Comment 3 Philip Chimento 2018-04-22 04:49:54 UTC
This is affecting GNOME's CI builds (https://gitlab.gnome.org/GNOME/gjs/issues/141) and can be reproduced with simply "xvfb-run glxinfo".

Comment 4 Petr Pisar 2018-04-23 11:53:53 UTC
It also breaks building Perl packages that execute X11 applications during tests.

Comment 5 Adam Jackson 2018-04-23 17:58:26 UTC
I'm reasonably sure this is fixed by the following update to libglvnd:

* Wed Apr 18 2018 Adam Jackson <ajax> - 1.0.1-0.5.20180327git5baa1e5
- Go back to Requires: mesa-*, the fallout is too great (#1568881 etc)

Comment 6 Adam Jackson 2018-04-23 18:01:47 UTC
... or it would be, in 1.20. In 1.19 Xvfb's default depth is 8bpp, and GLX doesn't work at that depth.
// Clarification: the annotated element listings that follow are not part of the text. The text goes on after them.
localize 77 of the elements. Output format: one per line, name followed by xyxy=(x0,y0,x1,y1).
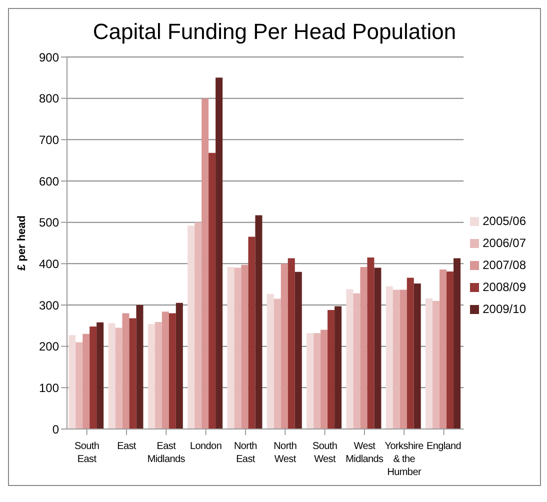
bar xyxy=(367,257,374,429)
bar xyxy=(353,293,360,429)
bar xyxy=(306,333,314,429)
bar xyxy=(426,298,433,429)
legend-label: 2006/07 xyxy=(482,236,526,250)
bar xyxy=(108,323,116,429)
y-tick-label: 700 xyxy=(38,132,60,147)
bar xyxy=(136,305,144,429)
x-tick-label: North East xyxy=(234,441,257,465)
bar xyxy=(314,333,321,429)
bar xyxy=(294,272,302,429)
y-tick-label: 300 xyxy=(38,298,60,312)
bar xyxy=(216,78,223,429)
legend-label: 2007/08 xyxy=(482,258,526,272)
bar xyxy=(122,313,130,429)
bar xyxy=(194,222,202,429)
bar xyxy=(115,328,122,429)
legend-label: 2009/10 xyxy=(482,302,526,316)
bar xyxy=(76,342,83,429)
chart-title: Capital Funding Per Head Population xyxy=(92,19,458,45)
bar xyxy=(68,335,76,429)
x-tick-label: South West xyxy=(312,441,338,465)
bar xyxy=(266,294,274,429)
y-tick-label: 100 xyxy=(38,380,60,395)
bar xyxy=(446,272,454,429)
bar xyxy=(400,290,407,429)
bar xyxy=(168,313,176,429)
bar xyxy=(82,334,90,429)
bar xyxy=(255,215,262,429)
bar xyxy=(227,266,234,429)
bar xyxy=(241,264,248,429)
legend-label: 2008/09 xyxy=(482,280,526,294)
y-tick-label: 600 xyxy=(38,174,60,188)
bar xyxy=(334,306,342,429)
bar xyxy=(454,258,461,429)
y-axis-title: £ per head xyxy=(16,215,28,271)
bar xyxy=(320,330,328,429)
bar xyxy=(148,324,155,429)
bar xyxy=(432,300,440,429)
y-tick-label: 400 xyxy=(38,256,60,271)
bar xyxy=(234,268,242,429)
y-tick-label: 800 xyxy=(38,92,60,106)
bar xyxy=(328,310,335,429)
bar xyxy=(188,226,195,429)
x-tick-label: Yorkshire & the Humber xyxy=(384,441,424,478)
x-tick-label: East Midlands xyxy=(147,441,186,465)
legend-label: 2005/06 xyxy=(482,214,526,228)
y-tick-label: 200 xyxy=(38,340,60,354)
bar xyxy=(202,98,209,429)
bar xyxy=(346,289,354,429)
bar xyxy=(176,302,183,429)
bar xyxy=(386,286,393,429)
x-tick-label: North West xyxy=(274,441,297,465)
x-tick-label: West Midlands xyxy=(346,441,384,465)
bar xyxy=(154,322,162,429)
bar xyxy=(414,284,421,429)
bar xyxy=(274,298,281,429)
x-tick-label: England xyxy=(426,441,462,452)
x-tick-label: South East xyxy=(74,441,100,465)
bar xyxy=(360,266,368,429)
bar xyxy=(248,236,256,429)
bar xyxy=(288,258,295,429)
bar xyxy=(374,268,382,429)
y-tick-label: 900 xyxy=(38,50,60,64)
bar xyxy=(90,326,97,429)
bar xyxy=(280,264,288,429)
bar xyxy=(406,278,414,429)
bar xyxy=(96,322,104,429)
bar xyxy=(208,152,216,429)
x-tick-label: East xyxy=(117,441,136,452)
x-tick-label: London xyxy=(190,441,222,452)
y-tick-label: 0 xyxy=(52,422,60,436)
bar xyxy=(392,290,400,429)
bar xyxy=(162,312,169,429)
bar xyxy=(440,269,447,429)
y-tick-label: 500 xyxy=(38,216,60,230)
bar xyxy=(129,318,136,429)
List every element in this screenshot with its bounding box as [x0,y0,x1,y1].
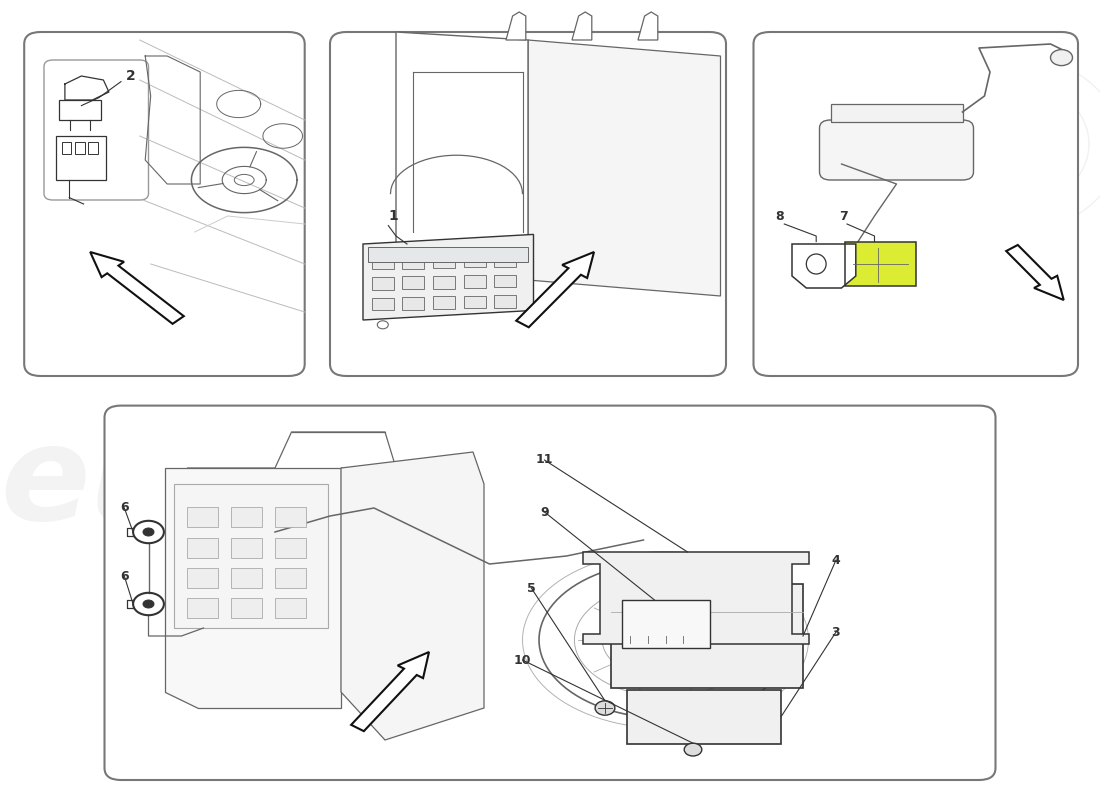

Probably you want not to be running your tests against 8bpp though.

Comment 7 Fedora Update System 2018-04-23 18:32:49 UTC
xorg-x11-server-1.19.6-8.fc28 has been submitted as an update to Fedora 28. https://bodhi.fedoraproject.org/updates/FEDORA-2018-3c8f65c520

Comment 8 Fedora Update System 2018-04-23 22:54:28 UTC
xorg-x11-server-1.19.6-8.fc28 has been pushed to the Fedora 28 testing repository. If problems still persist, please make note of it in this bug report.
See https://fedoraproject.org/wiki/QA:Updates_Testing for
instructions on how to install test updates.
You can provide feedback for this update here: https://bodhi.fedoraproject.org/updates/FEDORA-2018-3c8f65c520

Comment 9 Petr Pisar 2018-04-24 08:50:03 UTC
I don't care about color depth. I tried "Xvfb -ac -screen 0 640x480x24 :0", and Gtk client still segfaults.

It happens exactly since the libglvnd-1.0.1-0.5.20180327git5baa1e5 because it run-requires mesa-libGL. I can get the segfault even with older libglvnd or Xvfb if I install mesa-libGL.

It looks like GDK detects libGL uses it and then it segfaults. Of course glxinfo segfaults too.

Comment 10 Adam Williamson 2018-04-24 15:59:52 UTC
Petr: can you check whether it works if you install mesa-dri-drivers ?

Comment 11 Petr Pisar 2018-04-25 06:10:07 UTC
If I install mesa-dri-drivers and restart Xvfb, then the Gtk client works. Regardless of overriding the color depth.

Also If I upgrade xorg-x11-server-Xvfb to 1.19.99.905-1.fc29, the client works even without mesa-dri-drivers being installed.

Thank you for fixing it.

Comment 12 Fedora Update System 2018-04-27 04:11:16 UTC
xorg-x11-server-1.19.6-8.fc28 has been pushed to the Fedora 28 stable repository. If problems still persist, please make note of it in this bug report.